This week saw yet another mutual fund circular being published by market regulator Securities and Exchange Board of India (SEBI), which has stakeholders scratching their heads. The subject of this latest circular is alignment of interest of key employees of asset management companies (AMCs) with unit holders of mutual fund schemes.
To uphold this objective, SEBI has decided that a part of the compensation for key employees must be paid in the form of units of the schemes either managed directly by them or under their purview.
As a mutual fund investor, I’m happy. This circular is good news because it is aimed at building in accountability for performance. It’s being referred to as ‘skin in the game’ for affected mutual fund employees.
At first, it’s good if my mutual fund scheme’s fund manager has a chunky investment in the scheme; it ensures an alignment of interest, just as the regulator desires.
Once you start peeling off the layers and asking questions around what will change in terms of management of schemes to bring more accountability, the regulations start to seem haphazard and too adventurous in intent.
For one, how will it ensure accountability if the Investment Relations Officer or compliance head mandatorily has 20 percent of their income invested across the tens of schemes in the mutual fund house?
It would be misguided to question SEBI’s intent here, which clearly is towards protecting the small investor by getting the manufacturer to move beyond tokenism.

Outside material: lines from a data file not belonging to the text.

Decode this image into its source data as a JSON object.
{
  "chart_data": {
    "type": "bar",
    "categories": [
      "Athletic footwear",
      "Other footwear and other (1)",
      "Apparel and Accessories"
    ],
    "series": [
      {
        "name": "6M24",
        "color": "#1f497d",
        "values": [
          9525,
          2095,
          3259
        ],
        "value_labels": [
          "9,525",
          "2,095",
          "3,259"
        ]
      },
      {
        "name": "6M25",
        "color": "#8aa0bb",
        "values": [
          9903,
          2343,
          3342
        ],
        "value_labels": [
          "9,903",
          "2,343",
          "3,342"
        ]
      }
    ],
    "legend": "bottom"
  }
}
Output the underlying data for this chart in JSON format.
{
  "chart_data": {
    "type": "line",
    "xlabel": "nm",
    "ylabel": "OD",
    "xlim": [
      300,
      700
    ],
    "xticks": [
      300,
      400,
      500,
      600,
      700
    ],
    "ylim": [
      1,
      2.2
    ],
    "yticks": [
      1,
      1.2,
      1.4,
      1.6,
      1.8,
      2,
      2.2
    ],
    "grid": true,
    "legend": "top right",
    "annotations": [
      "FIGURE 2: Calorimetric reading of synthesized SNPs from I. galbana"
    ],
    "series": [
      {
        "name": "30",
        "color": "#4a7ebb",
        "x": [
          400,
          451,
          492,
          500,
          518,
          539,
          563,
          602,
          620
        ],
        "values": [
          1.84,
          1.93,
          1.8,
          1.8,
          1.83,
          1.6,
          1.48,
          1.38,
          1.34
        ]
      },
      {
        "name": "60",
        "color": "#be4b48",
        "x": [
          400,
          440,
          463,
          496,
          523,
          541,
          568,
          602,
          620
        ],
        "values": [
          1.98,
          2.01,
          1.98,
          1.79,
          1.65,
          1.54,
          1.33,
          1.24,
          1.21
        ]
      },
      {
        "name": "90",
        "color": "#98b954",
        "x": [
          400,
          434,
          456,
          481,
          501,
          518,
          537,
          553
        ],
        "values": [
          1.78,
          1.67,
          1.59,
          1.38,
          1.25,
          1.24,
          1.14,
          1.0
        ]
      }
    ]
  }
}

In theory this works, but in practise those directly responsible for fund performance may not have an incremental incentive to change how they are already managing the schemes.
Fund manager compensation, especially the variable component, has long been linked to fund performance. For market-linked financial securities such as mutual funds, volatility ensures some amount of variability in their annual compensation packages.
While it was not known at the time, we now have media reports highlighting that in case of the six wound up debt schemes of Franklin Templeton (India), key employees and their kin were invested personally. Yet it was the small investor who suffered the most when those schemes were unceremoniously wound up in April 2020.
Mere participation in the mutual fund scheme by employees and directors of the AMC is not a shield against underperformance or indeed wrong doing.
Many veteran fund managers and a few younger ones do invest in the schemes they manage. Are investors in such schemes where fund managers already have a skin in the game better off than others? If anything there may just be a perverse incentive to take more risk with the skin in the game.
The SEBI circular has also challenged the basic and foremost principal of personal finance; each individual investor is different and has a unique risk profile. An equity fund manager’s job is to manage a portfolio within prescribed risk guidelines, but their own risk profile may not be adventurous enough to embrace 20 percent of monthly salary being forcefully invested in equity.
Each employee will have their own personal finance priority. While one junior research analyst in the equity investment team may want to invest more in creating wealth through equity, another may not want any equity risk on account of a large loan repayment issue. However, this new guideline forces the same investment allocation for both.
Not just that, it also takes away access to their savings by locking in the investment for three years. What about the liquid fund manager who has to remain locked into that scheme for three years? It’s not just a question of the individual’s allocation but also the structure of a liquid fund is not optimised for a three-year holding period.
Why is SEBI deciding asset allocation for individuals? What if the employee is attached to overseas funds or sector funds such as technology or FMCG; are they to just forget about investment goals and put 10 percent of their annual salary in these schemes (the circular mandates at least 50 percent in the relevant schemes).
The rest of the mandated 10 percent should go to schemes of similar or higher risk, but what if one individual employee wants to hold lower risk funds and not increase their personal investment risk? What about employees without a direct scheme link, should they simply invest in all five or 10 or 30 schemes of the fund house?
It’s easy to say that AMC’s should not have launched as many schemes but SEBI has given them the permission to do so, and now penalising them means washing off responsibility.
That brings us to the claw back rule, which should be applauded, but, who is going to prove wrong doing on behalf of the employee? If wrong doing is proven a year later how will the claw back get affected? SEBI itself has experienced that penalising wrongdoing can take years on end.
Plus, has SEBI checked whether all affected employees can afford to save 20 percent if they are living in cities like Mumbai and Delhi, which is where central employees of an AMC are based? Nearly 13 years ago when this author worked as a research analyst with a mutual fund house, the salary wasn’t anything great and the 20 percent saving was a maximum limit achieved only in some months; which also came thanks to being part of a double income, no kids set up.
There is scanty rationale in using brute force via regulation given that this is a fiduciary business of trust. There are fund houses which have built trust through a skin in the game approach as a choice and they are seeing positive outcomes, while others are losing investors. This is how a free market functions.
Within a day of the circular being released, there are simpler solutions being suggested across social media, keeping the objective in mind. One has to wonder if the guidelines were discussed and debated internally and in collaboration with the industry body Association of Mutual Funds of India (AMFI), or whether it was a just a bureaucratic tick mark for one more action completed for the year?